The use of condoms is recommended to gay men as the most effective way of reducing the risk of HIV transmission during anal intercourse. However, there is no clear evidence as to the most appropriate type of condom. Some European countries (including the UK, the Netherlands, Germany and Switzerland) recommend the use of ‘strong’ (i.e. thicker) condoms for anal intercourse, whereas in the United States and Australia prevention information does not generally advocate a particular strength of condom. The European position appears to stem from the assumption that anogenital intercourse requires the use of stronger condoms because of the ‘greater friction’ involved [1,2]. To date, no rigorous evaluation of the comparative effectiveness of different types of condoms has taken place, partly because of the ethical problems associated with such trials .

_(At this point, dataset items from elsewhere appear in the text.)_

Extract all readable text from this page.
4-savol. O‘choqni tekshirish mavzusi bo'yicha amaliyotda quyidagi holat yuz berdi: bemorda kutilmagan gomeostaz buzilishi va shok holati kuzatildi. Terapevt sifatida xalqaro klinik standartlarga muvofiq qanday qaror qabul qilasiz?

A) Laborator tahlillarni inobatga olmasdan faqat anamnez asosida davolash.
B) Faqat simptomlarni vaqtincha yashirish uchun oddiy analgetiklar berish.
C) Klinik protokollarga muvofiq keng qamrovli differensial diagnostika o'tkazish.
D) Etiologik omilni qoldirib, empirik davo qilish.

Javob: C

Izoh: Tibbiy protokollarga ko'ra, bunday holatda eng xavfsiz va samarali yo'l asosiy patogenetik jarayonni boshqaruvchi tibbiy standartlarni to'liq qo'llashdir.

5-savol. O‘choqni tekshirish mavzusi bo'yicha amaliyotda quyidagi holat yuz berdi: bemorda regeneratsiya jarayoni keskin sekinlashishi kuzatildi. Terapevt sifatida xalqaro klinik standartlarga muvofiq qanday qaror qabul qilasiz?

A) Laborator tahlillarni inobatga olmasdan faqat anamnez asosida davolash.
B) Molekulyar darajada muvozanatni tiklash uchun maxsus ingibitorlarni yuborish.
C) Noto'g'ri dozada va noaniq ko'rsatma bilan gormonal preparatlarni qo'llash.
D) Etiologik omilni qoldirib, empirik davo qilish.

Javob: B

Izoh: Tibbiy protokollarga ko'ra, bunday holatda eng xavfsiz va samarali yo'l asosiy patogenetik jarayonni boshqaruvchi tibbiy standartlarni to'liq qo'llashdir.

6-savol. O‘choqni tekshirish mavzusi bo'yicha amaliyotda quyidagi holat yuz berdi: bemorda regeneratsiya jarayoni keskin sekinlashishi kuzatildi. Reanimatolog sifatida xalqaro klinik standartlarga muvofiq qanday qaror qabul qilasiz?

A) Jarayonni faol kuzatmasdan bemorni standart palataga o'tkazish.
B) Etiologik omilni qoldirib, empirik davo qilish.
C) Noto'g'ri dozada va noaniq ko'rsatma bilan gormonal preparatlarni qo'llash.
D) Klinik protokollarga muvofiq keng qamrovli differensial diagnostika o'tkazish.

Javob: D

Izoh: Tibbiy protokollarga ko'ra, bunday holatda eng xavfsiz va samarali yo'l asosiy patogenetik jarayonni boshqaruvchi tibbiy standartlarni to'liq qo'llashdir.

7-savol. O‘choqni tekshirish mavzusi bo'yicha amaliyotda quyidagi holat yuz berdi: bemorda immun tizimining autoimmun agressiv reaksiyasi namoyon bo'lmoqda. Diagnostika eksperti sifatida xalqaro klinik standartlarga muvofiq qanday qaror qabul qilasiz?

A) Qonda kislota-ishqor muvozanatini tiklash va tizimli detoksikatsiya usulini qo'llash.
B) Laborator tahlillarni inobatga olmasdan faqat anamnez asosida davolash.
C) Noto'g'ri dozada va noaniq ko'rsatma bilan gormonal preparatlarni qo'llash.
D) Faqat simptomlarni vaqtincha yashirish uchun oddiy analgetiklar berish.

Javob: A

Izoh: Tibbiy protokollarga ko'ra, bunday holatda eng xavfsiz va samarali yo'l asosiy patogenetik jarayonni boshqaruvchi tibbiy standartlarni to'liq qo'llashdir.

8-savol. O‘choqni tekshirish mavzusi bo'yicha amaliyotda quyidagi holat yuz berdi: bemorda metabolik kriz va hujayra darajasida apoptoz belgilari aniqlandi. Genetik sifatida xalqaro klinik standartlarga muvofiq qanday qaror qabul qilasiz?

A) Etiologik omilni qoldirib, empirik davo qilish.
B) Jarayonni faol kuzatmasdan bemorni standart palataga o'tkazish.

The majority of existing studies have lacked operational definitions of failure and, crucially, have not separated participants according to sexual orientation and sexual behaviour. In addition, the reported methods used to measure condom reliability for gay men have been weak, depending almost entirely on retrospective self-report surveys of failure. A further shortcoming is that the strength of condom used has rarely been reported. Although some studies have published comparative condom reliability data using laboratory tests, and a high correlation has been shown between failure rates for heterosexual use and laboratory testing, this has not been replicated for anal intercourse between gay men [4,5]. The literature thus does not provide reliable values for failure rates of condoms during anogenital intercourse between men .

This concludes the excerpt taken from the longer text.